Review: Security Expressions

This is a very interesting application which enables you to monitor compliance with policies via audits against your IT infrastructure. This alone would represent valuable functionality, but Security Expressions does not stop there.

In addition to an unambiguous OK or not OK against every item, a summary is available for every policy audit with a weighted score.

A detail pane is also available for every item, which enables you to quickly toggle between a preamble description, rule detail, summary and configure, which enables you to configure the policy file.

Even more interesting, right-clicking an item in the audit results pane enables you to edit the policy rule, configure a new rule, or fix the item in question to make it compliant with the existing rule. Such fixes can be rolled back if you change your mind.

In practice, all these functions performed exactly as expected. Audits can be quickly performed against individual workstations or entire workgroups without the use of agents. Everything is simply orchestrated from the central host position.

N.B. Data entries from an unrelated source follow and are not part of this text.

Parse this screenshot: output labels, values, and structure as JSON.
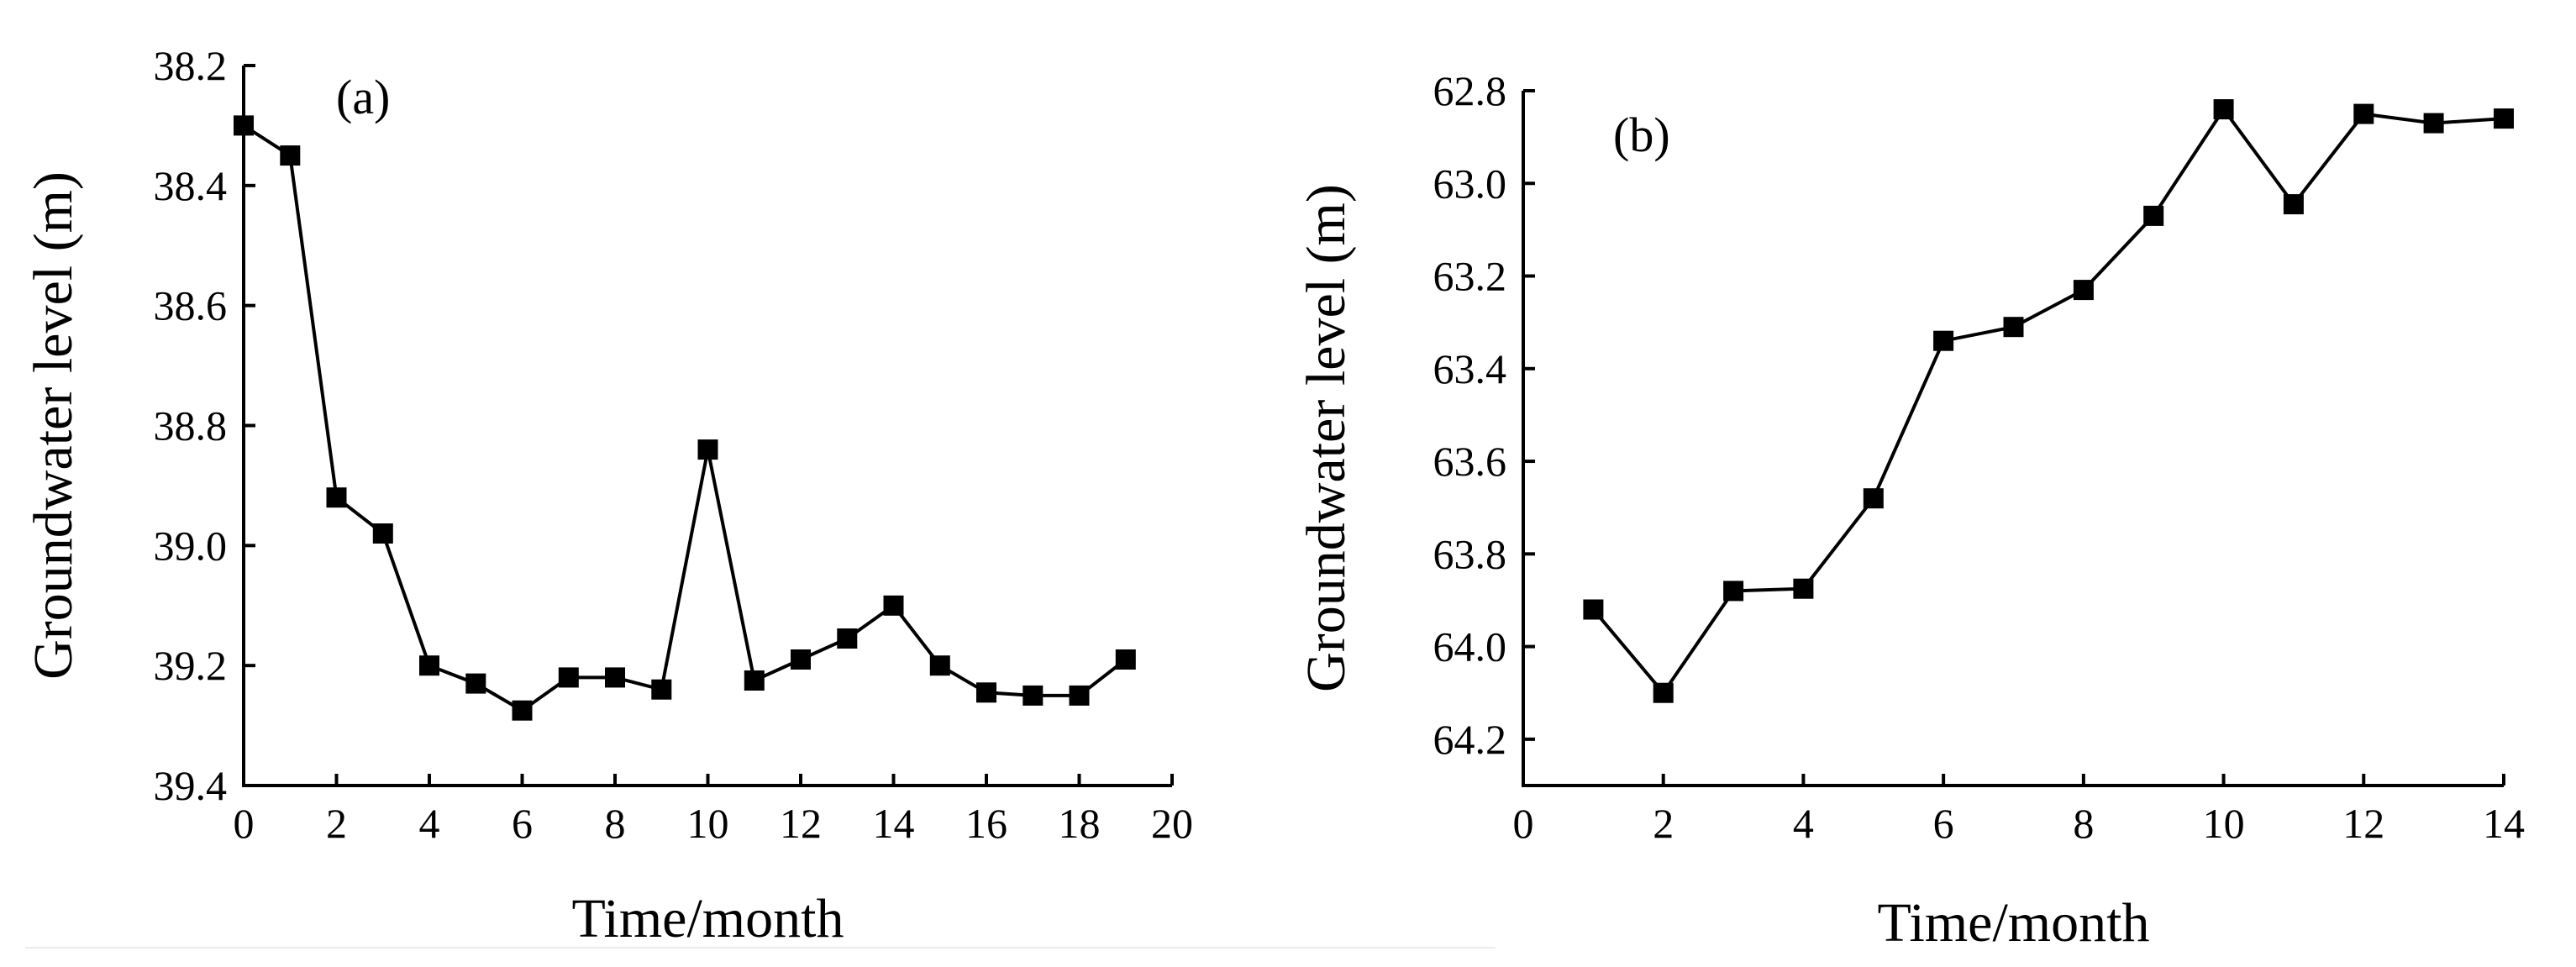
{
  "chart_data": [
    {
      "id": "a",
      "type": "line",
      "panel_label": "(a)",
      "title": "",
      "xlabel": "Time/month",
      "ylabel": "Groundwater level (m)",
      "xlim": [
        0,
        20
      ],
      "ylim": [
        38.2,
        39.4
      ],
      "y_inverted": true,
      "xticks": [
        0,
        2,
        4,
        6,
        8,
        10,
        12,
        14,
        16,
        18,
        20
      ],
      "yticks": [
        38.2,
        38.4,
        38.6,
        38.8,
        39.0,
        39.2,
        39.4
      ],
      "ytick_labels": [
        "38.2",
        "38.4",
        "38.6",
        "38.8",
        "39.0",
        "39.2",
        "39.4"
      ],
      "marker": "square",
      "grid": false,
      "series": [
        {
          "name": "Groundwater level",
          "x": [
            0,
            1,
            2,
            3,
            4,
            5,
            6,
            7,
            8,
            9,
            10,
            11,
            12,
            13,
            14,
            15,
            16,
            17,
            18,
            19
          ],
          "y": [
            38.3,
            38.35,
            38.92,
            38.98,
            39.2,
            39.23,
            39.275,
            39.22,
            39.22,
            39.24,
            38.84,
            39.225,
            39.19,
            39.155,
            39.1,
            39.2,
            39.245,
            39.25,
            39.25,
            39.19
          ]
        }
      ]
    },
    {
      "id": "b",
      "type": "line",
      "panel_label": "(b)",
      "title": "",
      "xlabel": "Time/month",
      "ylabel": "Groundwater level (m)",
      "xlim": [
        0,
        14
      ],
      "ylim": [
        62.8,
        64.3
      ],
      "y_inverted": true,
      "xticks": [
        0,
        2,
        4,
        6,
        8,
        10,
        12,
        14
      ],
      "yticks": [
        62.8,
        63.0,
        63.2,
        63.4,
        63.6,
        63.8,
        64.0,
        64.2
      ],
      "ytick_labels": [
        "62.8",
        "63.0",
        "63.2",
        "63.4",
        "63.6",
        "63.8",
        "64.0",
        "64.2"
      ],
      "marker": "square",
      "grid": false,
      "series": [
        {
          "name": "Groundwater level",
          "x": [
            1,
            2,
            3,
            4,
            5,
            6,
            7,
            8,
            9,
            10,
            11,
            12,
            13,
            14
          ],
          "y": [
            63.92,
            64.1,
            63.88,
            63.875,
            63.68,
            63.34,
            63.31,
            63.23,
            63.07,
            62.84,
            63.045,
            62.85,
            62.87,
            62.86
          ]
        }
      ]
    }
  ]
}
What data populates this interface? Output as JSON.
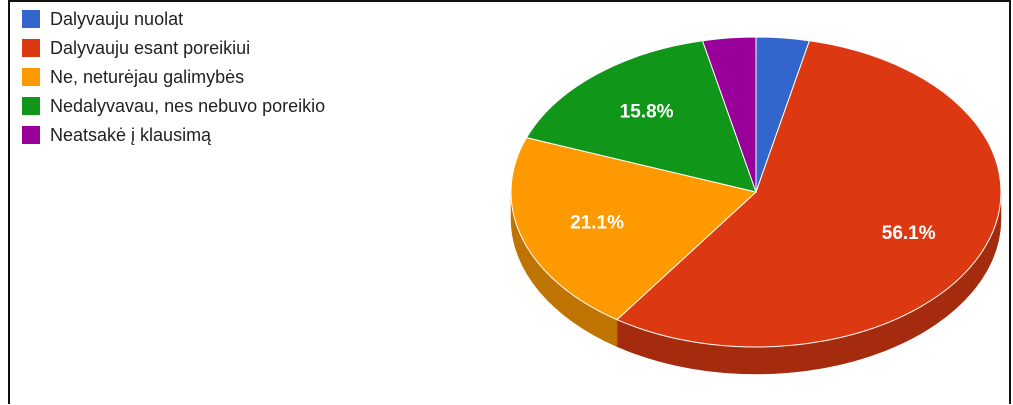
{
  "chart_data": {
    "type": "pie",
    "three_d": true,
    "legend_position": "top-left",
    "start_angle_deg": 0,
    "direction": "clockwise",
    "slices": [
      {
        "label": "Dalyvauju nuolat",
        "value": 3.5,
        "color": "#3366cc",
        "data_label": ""
      },
      {
        "label": "Dalyvauju esant poreikiui",
        "value": 56.1,
        "color": "#dc3912",
        "data_label": "56.1%"
      },
      {
        "label": "Ne, neturėjau galimybės",
        "value": 21.1,
        "color": "#ff9900",
        "data_label": "21.1%"
      },
      {
        "label": "Nedalyvavau, nes nebuvo poreikio",
        "value": 15.8,
        "color": "#109618",
        "data_label": "15.8%"
      },
      {
        "label": "Neatsakė į klausimą",
        "value": 3.5,
        "color": "#990099",
        "data_label": ""
      }
    ]
  }
}
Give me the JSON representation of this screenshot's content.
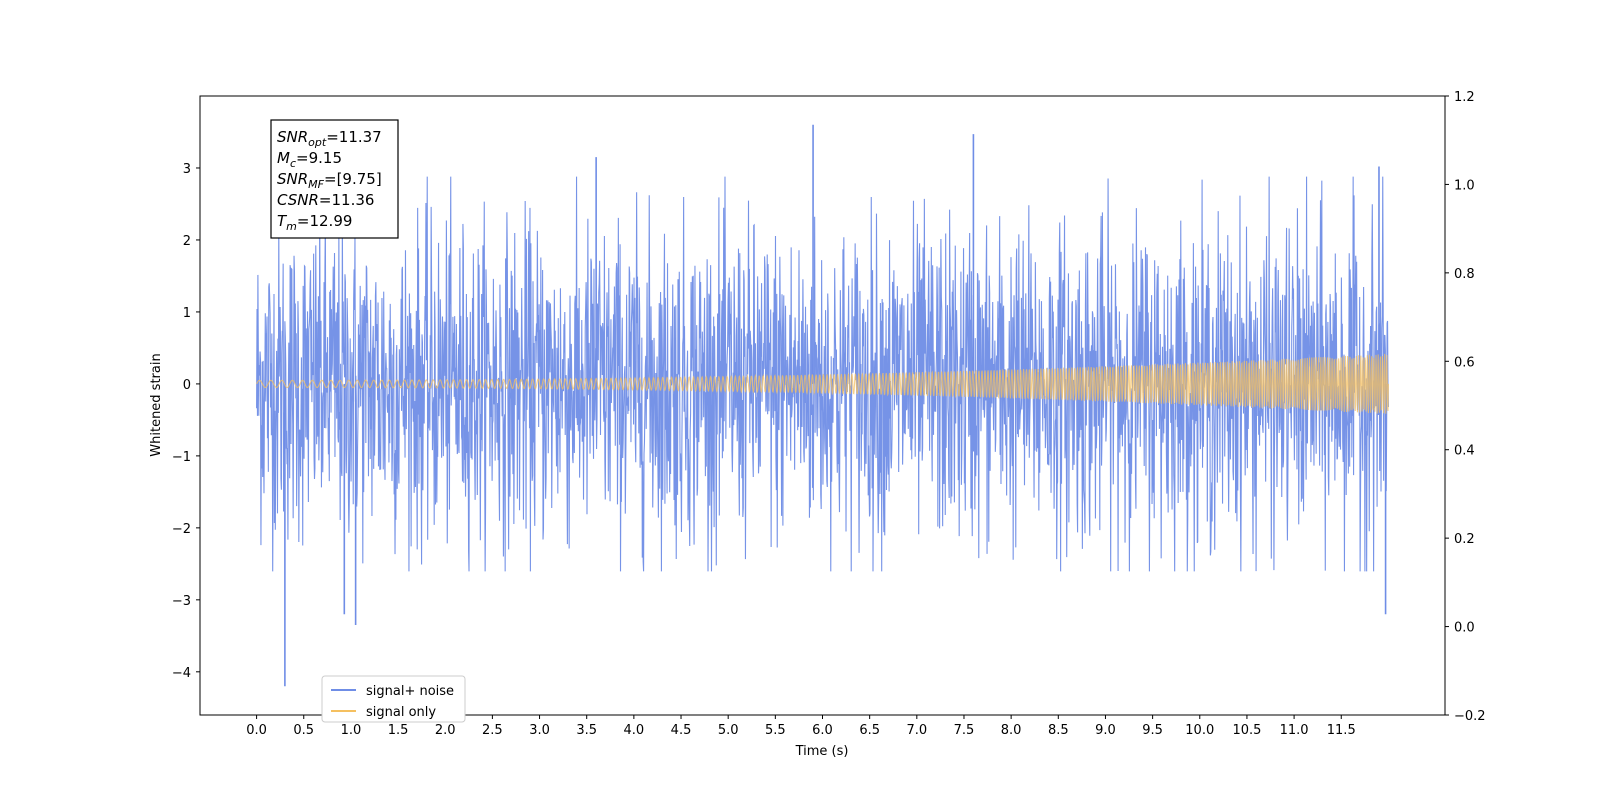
{
  "chart_data": {
    "type": "line",
    "title": "",
    "xlabel": "Time (s)",
    "ylabel": "Whitened strain",
    "xlim": [
      -0.6,
      12.6
    ],
    "ylim": [
      -4.6,
      4.0
    ],
    "y2lim": [
      -0.2,
      1.2
    ],
    "grid": false,
    "x_ticks": [
      0.0,
      0.5,
      1.0,
      1.5,
      2.0,
      2.5,
      3.0,
      3.5,
      4.0,
      4.5,
      5.0,
      5.5,
      6.0,
      6.5,
      7.0,
      7.5,
      8.0,
      8.5,
      9.0,
      9.5,
      10.0,
      10.5,
      11.0,
      11.5
    ],
    "x_tick_labels": [
      "0.0",
      "0.5",
      "1.0",
      "1.5",
      "2.0",
      "2.5",
      "3.0",
      "3.5",
      "4.0",
      "4.5",
      "5.0",
      "5.5",
      "6.0",
      "6.5",
      "7.0",
      "7.5",
      "8.0",
      "8.5",
      "9.0",
      "9.5",
      "10.0",
      "10.5",
      "11.0",
      "11.5"
    ],
    "y_ticks": [
      -4,
      -3,
      -2,
      -1,
      0,
      1,
      2,
      3
    ],
    "y_tick_labels": [
      "−4",
      "−3",
      "−2",
      "−1",
      "0",
      "1",
      "2",
      "3"
    ],
    "y2_ticks": [
      -0.2,
      0.0,
      0.2,
      0.4,
      0.6,
      0.8,
      1.0,
      1.2
    ],
    "y2_tick_labels": [
      "−0.2",
      "0.0",
      "0.2",
      "0.4",
      "0.6",
      "0.8",
      "1.0",
      "1.2"
    ],
    "series": [
      {
        "name": "signal+ noise",
        "color": "#6f8de6",
        "kind": "noise",
        "x_range": [
          0.0,
          12.0
        ],
        "typical_amplitude": 1.6,
        "max": 3.6,
        "min": -4.2,
        "peaks": [
          {
            "x": 0.3,
            "y": -4.2
          },
          {
            "x": 1.05,
            "y": -3.35
          },
          {
            "x": 0.93,
            "y": -3.2
          },
          {
            "x": 5.9,
            "y": 3.6
          },
          {
            "x": 7.6,
            "y": 3.47
          },
          {
            "x": 3.6,
            "y": 3.15
          },
          {
            "x": 11.9,
            "y": 3.02
          },
          {
            "x": 11.97,
            "y": -3.2
          }
        ]
      },
      {
        "name": "signal only",
        "color": "#f5c060",
        "kind": "chirp",
        "x_range": [
          0.0,
          12.0
        ],
        "amplitude_start": 0.05,
        "amplitude_end": 0.42
      }
    ],
    "annotation_lines": [
      {
        "base": "SNR",
        "sub": "opt",
        "value": "=11.37"
      },
      {
        "base": "M",
        "sub": "c",
        "value": "=9.15"
      },
      {
        "base": "SNR",
        "sub": "MF",
        "value": "=[9.75]"
      },
      {
        "base": "CSNR",
        "sub": "",
        "value": "=11.36"
      },
      {
        "base": "T",
        "sub": "m",
        "value": "=12.99"
      }
    ],
    "legend": {
      "placement": "lower-left",
      "entries": [
        {
          "label": "signal+ noise",
          "color": "#6f8de6"
        },
        {
          "label": "signal only",
          "color": "#f5c060"
        }
      ]
    }
  }
}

Similarly, fixes can be undertaken remotely, which is an intuitive and quite powerful way of working.

The reports section is just as interesting and especially valuable in the context of creating policy documents. A comprehensive range of reports are available, which can be easily run against target machines to produce attractive pre-formatted reports that serve as currently enforced policy statements. The reports can be exported if desired in PDF format, ensuring widespread accessibility.

Security Expressions makes the often nightmare concept of devising, maintaining and enforcing security policies an achieveable and straightforward task.

Full marks then to Pedestal Software for providing an intuitive and genuinely useful tool, which will help busy administrators automate tedious, but necessary, everyday jobs.

For:

Intuitive operation.

A slightly busy interface.

A comprehensive policy management tool.